Aufbruch nach Monaten des Stillstands : Fahrrad-Club bietet wieder seine Touren an

Aufbruch nach Monaten des Stillstands: Der ADFC startet dieses Wochenende seine ersten Touren. Grevenbroich tritt wieder in die Pedale – auch beim Stadtradeln.

Der Allgemeine Deutsche Fahrrad-Club (ADFC) wagt einen ersten Schritt in Richtung Normalität. In Absprache mit dem städtischen Ordnungsamt veranstaltet die Ortsgruppe Grevenbroich nun wieder regelmäßig Touren, an denen jeder teilnehmen kann. Schon an diesem Sonntag geht es los mit einem gemeinsamen Ausflug in die nähere Umgebung. 

Mit seiner obligatorischen Kartoffel-Tour hatte der ADFC im vergangenen Herbst sein Programm beendet. „Das geschah durchaus mit einem mulmigen Gefühl“, erinnert sich Sprecher Wolfgang Pleschka. „Denn angesichts der Pandemie war nicht klar, wann wir wieder etwas anbieten können.“ Nachdem nun Lockerungen eingetreten sind, hat sich der Fahrrad-Club dazu entschlossen, „einen Schritt nach vorne zu machen“. 

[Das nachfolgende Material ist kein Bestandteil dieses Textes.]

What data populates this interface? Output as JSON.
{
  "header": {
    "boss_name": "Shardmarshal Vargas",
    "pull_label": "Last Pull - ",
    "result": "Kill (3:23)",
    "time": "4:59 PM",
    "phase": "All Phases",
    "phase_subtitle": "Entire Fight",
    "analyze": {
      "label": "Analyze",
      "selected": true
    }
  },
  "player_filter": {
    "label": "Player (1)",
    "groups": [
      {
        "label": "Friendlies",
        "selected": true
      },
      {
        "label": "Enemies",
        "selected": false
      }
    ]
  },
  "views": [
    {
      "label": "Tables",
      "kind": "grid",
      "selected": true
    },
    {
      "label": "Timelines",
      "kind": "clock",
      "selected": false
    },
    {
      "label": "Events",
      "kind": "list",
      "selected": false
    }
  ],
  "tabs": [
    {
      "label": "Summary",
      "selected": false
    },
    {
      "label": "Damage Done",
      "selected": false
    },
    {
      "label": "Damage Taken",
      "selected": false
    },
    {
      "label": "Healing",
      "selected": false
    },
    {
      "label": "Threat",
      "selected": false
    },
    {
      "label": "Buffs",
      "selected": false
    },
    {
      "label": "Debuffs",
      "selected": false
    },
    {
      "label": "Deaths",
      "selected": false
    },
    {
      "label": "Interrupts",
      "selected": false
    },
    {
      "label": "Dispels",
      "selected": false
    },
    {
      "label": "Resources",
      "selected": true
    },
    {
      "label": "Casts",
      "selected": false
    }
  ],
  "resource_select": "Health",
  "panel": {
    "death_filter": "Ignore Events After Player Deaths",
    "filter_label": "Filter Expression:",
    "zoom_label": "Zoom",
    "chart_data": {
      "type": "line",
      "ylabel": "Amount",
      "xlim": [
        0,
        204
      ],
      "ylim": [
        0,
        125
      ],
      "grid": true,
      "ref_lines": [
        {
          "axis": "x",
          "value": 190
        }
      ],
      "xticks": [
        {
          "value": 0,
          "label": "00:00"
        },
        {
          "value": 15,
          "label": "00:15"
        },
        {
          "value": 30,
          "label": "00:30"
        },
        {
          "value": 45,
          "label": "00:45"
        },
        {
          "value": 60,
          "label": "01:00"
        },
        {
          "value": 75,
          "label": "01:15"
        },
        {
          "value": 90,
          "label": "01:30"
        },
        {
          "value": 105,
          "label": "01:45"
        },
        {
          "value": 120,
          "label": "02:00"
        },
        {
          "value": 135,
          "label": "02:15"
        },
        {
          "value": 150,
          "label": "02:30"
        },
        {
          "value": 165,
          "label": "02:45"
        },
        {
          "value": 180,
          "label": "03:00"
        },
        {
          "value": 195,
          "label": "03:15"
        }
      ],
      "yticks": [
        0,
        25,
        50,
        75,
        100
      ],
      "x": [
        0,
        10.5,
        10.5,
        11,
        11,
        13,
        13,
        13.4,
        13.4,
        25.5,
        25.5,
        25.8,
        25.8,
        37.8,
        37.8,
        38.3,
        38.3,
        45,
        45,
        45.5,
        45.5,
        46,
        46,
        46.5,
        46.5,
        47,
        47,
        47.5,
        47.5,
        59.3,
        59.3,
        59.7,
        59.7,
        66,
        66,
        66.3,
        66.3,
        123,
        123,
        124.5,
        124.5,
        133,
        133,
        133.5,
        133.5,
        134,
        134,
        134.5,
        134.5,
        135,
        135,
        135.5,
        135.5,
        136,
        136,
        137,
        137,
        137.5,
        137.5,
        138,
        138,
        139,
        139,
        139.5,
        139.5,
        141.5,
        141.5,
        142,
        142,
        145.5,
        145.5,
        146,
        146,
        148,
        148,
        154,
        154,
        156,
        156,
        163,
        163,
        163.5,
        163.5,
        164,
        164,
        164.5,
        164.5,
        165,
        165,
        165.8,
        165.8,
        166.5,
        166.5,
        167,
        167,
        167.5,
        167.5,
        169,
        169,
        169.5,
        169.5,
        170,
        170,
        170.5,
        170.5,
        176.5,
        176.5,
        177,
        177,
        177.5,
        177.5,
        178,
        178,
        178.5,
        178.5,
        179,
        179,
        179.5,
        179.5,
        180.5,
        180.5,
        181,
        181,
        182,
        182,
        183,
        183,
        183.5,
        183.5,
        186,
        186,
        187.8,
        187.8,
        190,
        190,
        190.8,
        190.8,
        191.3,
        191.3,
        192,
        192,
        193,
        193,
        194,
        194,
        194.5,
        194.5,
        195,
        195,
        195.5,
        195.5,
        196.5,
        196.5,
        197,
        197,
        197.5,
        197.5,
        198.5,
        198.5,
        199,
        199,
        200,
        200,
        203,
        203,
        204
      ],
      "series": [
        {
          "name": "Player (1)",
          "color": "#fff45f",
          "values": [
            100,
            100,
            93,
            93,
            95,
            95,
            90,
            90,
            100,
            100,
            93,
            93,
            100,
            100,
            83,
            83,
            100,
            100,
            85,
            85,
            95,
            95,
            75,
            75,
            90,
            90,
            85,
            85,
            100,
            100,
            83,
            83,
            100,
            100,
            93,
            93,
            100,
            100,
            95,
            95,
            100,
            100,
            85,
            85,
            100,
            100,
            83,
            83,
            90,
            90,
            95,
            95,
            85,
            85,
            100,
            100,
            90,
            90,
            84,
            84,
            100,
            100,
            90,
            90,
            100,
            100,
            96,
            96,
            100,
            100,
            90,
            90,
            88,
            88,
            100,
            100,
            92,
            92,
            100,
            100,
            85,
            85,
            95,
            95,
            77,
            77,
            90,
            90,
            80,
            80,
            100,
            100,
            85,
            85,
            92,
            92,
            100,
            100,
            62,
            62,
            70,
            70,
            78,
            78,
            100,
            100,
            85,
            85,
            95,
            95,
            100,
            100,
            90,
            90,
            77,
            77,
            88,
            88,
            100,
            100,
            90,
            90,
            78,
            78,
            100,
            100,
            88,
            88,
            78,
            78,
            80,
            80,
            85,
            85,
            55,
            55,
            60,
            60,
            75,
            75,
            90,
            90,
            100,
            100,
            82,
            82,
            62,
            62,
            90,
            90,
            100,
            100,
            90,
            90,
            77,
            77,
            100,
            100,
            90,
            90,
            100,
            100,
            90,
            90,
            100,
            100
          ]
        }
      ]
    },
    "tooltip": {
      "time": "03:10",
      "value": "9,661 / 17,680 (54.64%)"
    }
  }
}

In den vergangenen Wochen haben die Radler ein Programm zusammengestellt, das bis zum Oktober rund 25 Touren vorsieht. Geplant ist zum Beispiel ein Ausflug zum Rheinbahn-Betriebshof in Düsseldorf, wo der Grevenbroicher Hans Männel mit seinen Kollegen historische Straßenbahnen in Schuss hält. Zudem sollen entlang der Erft markante Boden- und Baudenkmäler besichtigt werden. „Je nach dem, wie sich die Pandemie entwickelt, werden wir weitere Touren hinzunehmen“, sagt Pleschka.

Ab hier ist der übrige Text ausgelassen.